Devletimizin din işlerinden sorumlu Diyanet İşleri Başkanı (DİB) Ali Erbaş efendiye okkalı bir soru soralım. Soyadı `Yediyıldız` olan vekile niye iki çift laf etmiyorsun? Etmeyeceksen, sen de ayni fikirdeyim mi diyorsun? Sizler gibi düşünenler nasıl oluyor da Recep Tayyip Erdoğan`ı adeta haşa Peygamber ilan edebiliyorsunuz!?

Bay Erbaş`a bir soru daha; 2. Dünya Savaşı sırasında silahlarımız camilere gizlenip güvence altına alınmış olmasına rağmen "Camiler ahır oldu, ot deposu yapıldı, minareler yıkıldı" denilerek Atatürk dönemini kötüleyip halkımızı kışkırtmaya kalkışanlara karşı niçin bir laf etmiyor, dut yemiş bülbül gibi susuyor, tarihsel gerçekler öyle değil diye sesinizi duyurmuyorsunuz?

*

KÜL! : AKP Çorum Milletvekili Av. Oğuzhan KAYA yaklaşık iki yıl önce 17 Aralık 2019`da sabitlenmiş Tweet`inde neler demiş önce onu okuyalım:

"Ölümü ölümle korkutacağız. Ölürsek te milletimiz ile beraber adam gibi öleceğiz, diyen Sn. Recep Tayyip Erdoğan gibi bir lidere sahip bir millete, kimse kefen biçmesin, biçtikleri kefenleri kendilerine giydirir, kazdıkları hendekleri ve çukurları kendilerine mezar ederiz."

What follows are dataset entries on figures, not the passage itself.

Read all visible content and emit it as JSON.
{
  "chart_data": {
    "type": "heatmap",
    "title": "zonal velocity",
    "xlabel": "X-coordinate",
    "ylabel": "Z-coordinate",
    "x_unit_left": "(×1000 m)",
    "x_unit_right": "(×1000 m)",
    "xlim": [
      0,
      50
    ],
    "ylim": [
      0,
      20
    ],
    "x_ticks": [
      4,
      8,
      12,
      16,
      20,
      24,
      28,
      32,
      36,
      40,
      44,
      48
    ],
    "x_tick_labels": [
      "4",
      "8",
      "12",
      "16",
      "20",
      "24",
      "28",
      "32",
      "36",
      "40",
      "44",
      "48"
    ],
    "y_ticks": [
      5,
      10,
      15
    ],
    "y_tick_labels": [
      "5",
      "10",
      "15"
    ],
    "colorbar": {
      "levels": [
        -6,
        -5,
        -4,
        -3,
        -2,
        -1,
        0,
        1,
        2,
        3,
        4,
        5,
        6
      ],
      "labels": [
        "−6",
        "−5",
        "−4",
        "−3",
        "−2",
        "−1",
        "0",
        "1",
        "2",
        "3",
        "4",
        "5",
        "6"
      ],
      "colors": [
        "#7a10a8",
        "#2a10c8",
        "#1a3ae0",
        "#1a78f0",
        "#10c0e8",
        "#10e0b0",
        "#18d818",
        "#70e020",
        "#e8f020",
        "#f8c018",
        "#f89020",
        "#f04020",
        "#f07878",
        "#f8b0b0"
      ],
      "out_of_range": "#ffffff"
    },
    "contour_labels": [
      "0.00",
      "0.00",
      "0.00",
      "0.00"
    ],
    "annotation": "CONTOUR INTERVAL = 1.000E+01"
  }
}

*Sayın vekil yerel İskilip`in Sesi TV`nin konuğu oluyor yirmi gün önce... Ülkemiz gündemine ilişkin yaptığı değerlendirmelerde bakın neler söylemiş:

- "Milletin Tayyip Erdoğan`la hiçbir sıkıntısı yok. AK Parti olmadığı gün bu memleketin, bu milletin zarar edeceği düşüncesindeyim. Yani ben Tayyip Erdoğan`ın 2023`te Cumhurbaşkanı olamadığında hepimizin neler kaybedeceğinin farkındayım. Onun için ben teşkilatlarımız güçlü olmalı. Bizim teşkilatlarımızda insanlar, insanlara değer vermeli. Samimiyet kazanmalı. Yoksa biz hep beraber KÜL oluruz. Ve biz KÜL olduğumuzda da hiçbirimiz bir şey olmaz. Rahmetli Muhsin Yazıcıoğlu`nun bir lafı var. Diyor ki "Biz solcularla Ankara`nın koca koca meydanlarına sığamadık, Mamak`ın 2 metrekare hücrelerine sığdık."

Biz bu gün dünyayı dar ediyoruz birbirimize AK Parti olarak, ona dikkat edeceğiz."

***

Sevgili Çanakkale OLAY okurları Çorumlu vekilin "Erdoğan 2023`te Cumhurbaşkanı olamadığında hepimiz kül oluruz" sözlerine karşı hemşerisi ilahiyatçı yazar Prof. Dr. Hayrettin Karaman`ın sözleri de kutsal dinimizin nasıl siyasetle yan yana getirildiğini sergiliyor.

Ne diyor Karaman: "Dimyat`a pirince giderken evdeki bulgurdan olursunuz, iktidara zarar verecekse haksızlık ve yanlışlardan şikayetle doğruları söylemek `CAİZDİR` diyemem."

*Din adamı dediğiniz işte böyle olur(!) Yazıklar olsun size... İşte bu tür tutum, söz ve tavırlarınızdan dolayı sizin gibilerle ayni havayı teneffüs etmekten acı duyuyorum.

Tarihte Bugün: Ankara`nın başkent oluşunun 98. Yıl dönümünü (13 Ekim 1923) en içten duygularımla kutluyor; Atatürk`ümüzü minnet, rahmet ve şükranla anıyorum... T.Ç.